Adjusting for age of individuals, community population size, and sanitation level, the prevalence of infection was significantly higher in villages closer to or along a road compared with those communities far from the road for pathogenic E. coli [odds ratio (OR) = 3.9, 95% CI 1.1, 13.6], rotavirus (OR = 4.1, 95% CI 2.0, 8.4), Giardia (OR = 1.6, 95% CI 1.0, 2.4); the same was true for all-cause diarrhea (OR = 1.8, 95% CI 1.2, 2.6) (Table 5). Precipitation was not included in the final model because its P value was >0.2. These overall infection trends were largely driven by the controls, as evident from the crude prevalence estimates in Table 3 that are stratified by case status.
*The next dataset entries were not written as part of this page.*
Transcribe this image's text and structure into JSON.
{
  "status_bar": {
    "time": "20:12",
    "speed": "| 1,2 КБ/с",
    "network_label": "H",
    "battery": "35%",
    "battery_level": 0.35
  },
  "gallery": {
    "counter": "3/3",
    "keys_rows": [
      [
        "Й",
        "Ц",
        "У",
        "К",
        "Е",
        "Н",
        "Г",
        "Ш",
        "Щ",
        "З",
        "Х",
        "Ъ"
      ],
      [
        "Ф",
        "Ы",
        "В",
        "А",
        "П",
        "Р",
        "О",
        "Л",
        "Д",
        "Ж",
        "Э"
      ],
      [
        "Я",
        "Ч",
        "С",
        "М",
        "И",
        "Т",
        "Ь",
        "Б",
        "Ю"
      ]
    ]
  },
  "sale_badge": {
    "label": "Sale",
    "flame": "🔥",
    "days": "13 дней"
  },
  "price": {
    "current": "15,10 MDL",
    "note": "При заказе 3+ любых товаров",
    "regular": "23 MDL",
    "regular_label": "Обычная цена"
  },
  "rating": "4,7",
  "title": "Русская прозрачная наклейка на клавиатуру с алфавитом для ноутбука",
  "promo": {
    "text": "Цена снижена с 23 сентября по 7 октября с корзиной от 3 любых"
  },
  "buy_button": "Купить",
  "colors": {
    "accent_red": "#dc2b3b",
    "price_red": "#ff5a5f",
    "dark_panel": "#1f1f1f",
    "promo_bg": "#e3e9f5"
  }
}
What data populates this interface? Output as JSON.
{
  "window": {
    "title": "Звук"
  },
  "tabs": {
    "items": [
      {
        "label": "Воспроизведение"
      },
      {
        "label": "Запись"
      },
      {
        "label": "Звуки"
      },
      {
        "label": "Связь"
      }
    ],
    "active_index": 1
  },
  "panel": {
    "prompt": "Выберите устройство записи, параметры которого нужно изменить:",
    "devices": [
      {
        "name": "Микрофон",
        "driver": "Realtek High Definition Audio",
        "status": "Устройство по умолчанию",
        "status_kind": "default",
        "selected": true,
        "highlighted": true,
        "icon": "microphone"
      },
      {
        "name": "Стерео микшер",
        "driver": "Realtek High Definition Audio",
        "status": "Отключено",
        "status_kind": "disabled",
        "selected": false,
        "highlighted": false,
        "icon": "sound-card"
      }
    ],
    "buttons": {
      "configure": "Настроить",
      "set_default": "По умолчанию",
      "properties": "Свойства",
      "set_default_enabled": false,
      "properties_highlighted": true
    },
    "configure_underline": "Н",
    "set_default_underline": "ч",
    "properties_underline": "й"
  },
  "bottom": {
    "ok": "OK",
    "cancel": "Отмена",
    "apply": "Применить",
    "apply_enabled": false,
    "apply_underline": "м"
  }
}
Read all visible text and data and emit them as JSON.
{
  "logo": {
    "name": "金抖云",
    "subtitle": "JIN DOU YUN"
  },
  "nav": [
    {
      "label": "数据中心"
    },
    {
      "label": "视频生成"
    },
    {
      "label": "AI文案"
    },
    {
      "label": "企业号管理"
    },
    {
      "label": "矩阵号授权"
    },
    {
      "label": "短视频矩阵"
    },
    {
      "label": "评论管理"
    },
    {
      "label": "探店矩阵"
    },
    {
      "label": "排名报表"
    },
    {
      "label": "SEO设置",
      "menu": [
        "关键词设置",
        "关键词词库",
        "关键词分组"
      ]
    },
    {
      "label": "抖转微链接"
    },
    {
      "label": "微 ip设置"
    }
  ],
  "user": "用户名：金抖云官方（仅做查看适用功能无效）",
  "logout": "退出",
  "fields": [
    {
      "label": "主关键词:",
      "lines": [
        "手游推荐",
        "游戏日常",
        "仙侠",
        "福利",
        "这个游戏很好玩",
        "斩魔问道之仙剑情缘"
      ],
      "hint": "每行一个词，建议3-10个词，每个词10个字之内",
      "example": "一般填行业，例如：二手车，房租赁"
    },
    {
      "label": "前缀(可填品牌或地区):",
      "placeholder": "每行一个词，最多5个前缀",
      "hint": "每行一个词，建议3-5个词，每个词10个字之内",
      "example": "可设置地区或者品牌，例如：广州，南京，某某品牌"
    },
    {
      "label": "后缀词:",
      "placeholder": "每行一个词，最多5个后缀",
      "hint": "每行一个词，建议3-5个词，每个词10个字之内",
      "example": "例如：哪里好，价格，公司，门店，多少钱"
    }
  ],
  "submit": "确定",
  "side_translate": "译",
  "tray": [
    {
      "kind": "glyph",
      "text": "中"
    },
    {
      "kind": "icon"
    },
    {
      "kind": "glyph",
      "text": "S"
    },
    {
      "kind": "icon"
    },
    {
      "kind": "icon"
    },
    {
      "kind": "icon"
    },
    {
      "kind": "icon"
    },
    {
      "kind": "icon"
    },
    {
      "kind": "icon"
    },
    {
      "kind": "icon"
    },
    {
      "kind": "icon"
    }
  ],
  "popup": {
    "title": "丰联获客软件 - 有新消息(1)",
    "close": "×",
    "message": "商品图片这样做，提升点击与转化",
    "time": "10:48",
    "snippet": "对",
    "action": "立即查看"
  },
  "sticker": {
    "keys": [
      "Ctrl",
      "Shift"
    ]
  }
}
Although the crude diarrhea prevalence values show no trend as a function of remoteness, the adjusted risk estimates comparing both remote and medium as well as remote and close were significant, after adjusting for the population size and sanitation level of each community (Table 5).

Table 5.

Infection as a function of remoteness

OR (95% CI)
E. coli Rotavirus Giardia Diarrhea
Remote 1.00 1.00 1.00 1.00
Medium 3.0 (0.8, 11.9) 1.3 (0.5, 3.2) 1.2 (0.7, 2.0) 1.8 (1.1, 3.0)
Close 3.9 (1.1, 13.6) 4.1 (2.0, 8.4) 1.6 (1.0, 2.4) 1.8 (1.2, 2.6)
Continuous 8.4 (1.6, 43.5) 4.0 (1.3, 12.1) 1.9 (1.3, 2.7) 2.7 (1.5, 4.8)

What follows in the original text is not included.